Pada pemeriksaan fisik dijumpai bercak eritem dengan skuama halus pada
pipi kanan dan kiri. Gejala utama DA adalah pruritus (gatal), akibatnya penderita
akan menggaruk. Hal ini dapat menimbulkan kelainan kulit berupa papul, likenifikasi,
eritema, erosi, ekskoriasi, eksudasi, dan krusta (Sularsito dan Djuanda, 2007). Gatal
yang ditimbulkan karena adanya peningkatan IgE. Sedangkan keterangan merah di
pipi karena tempat tersebut sebagai tempat predileksi DA. Selanjutnya dokter
memberika terapi berupa obat krim yang dioleskan dua kali per hari.Kortikosteroid
topikal sering dipakai pada pengobatan DA sebagai anti-inflamasi lesi kulit. Pada
bayi digunakan salep steroid potensi rendah, misalnya hidrokortison 1%-2,5%.
BAB IV
SARAN
Saran untuk kelompok tutorial, setiap mahasiswa diharapkan dapat datang
tepat waktu dan disiplin dalam menjalankan kegiatan tutorial. Mahasiswa dapat lebih
aktif memberikan partisipasi dalam diskusi agar diskusi dapat mencapai tujuan-tujuan
pembelajaran dengan lebih lengkap. Efisiensi waktu juga lebih diperhatikan.

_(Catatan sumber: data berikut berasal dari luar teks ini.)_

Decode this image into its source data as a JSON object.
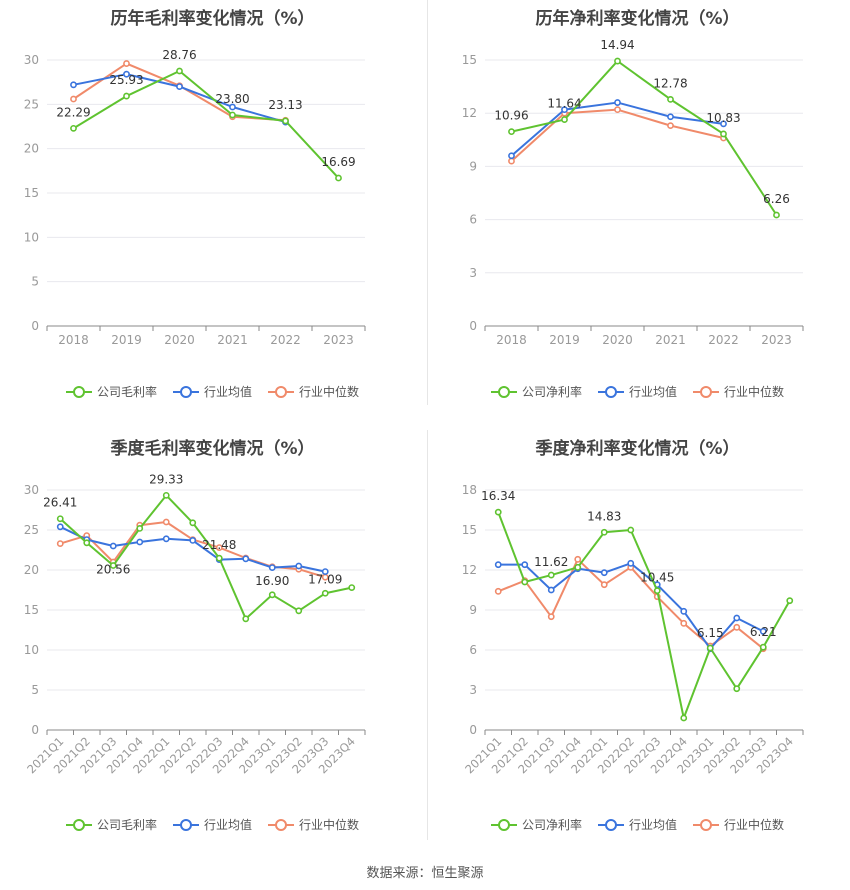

Tutor kelompok telah membimbing jalannya diskusi dengan baik. Dapat
mengarahkan mahasiswa untuk lebih efektif dan efisien waktu. Selain itu juga telah
memberikan masukan untuk membantu mahasiswa menuju tujuan-tujuan
pembelajaran yang telah ditetapkan. Semoga kedepannya tetap menjaga peran
sebagai tutor kelompok dengan lebih baik lagi.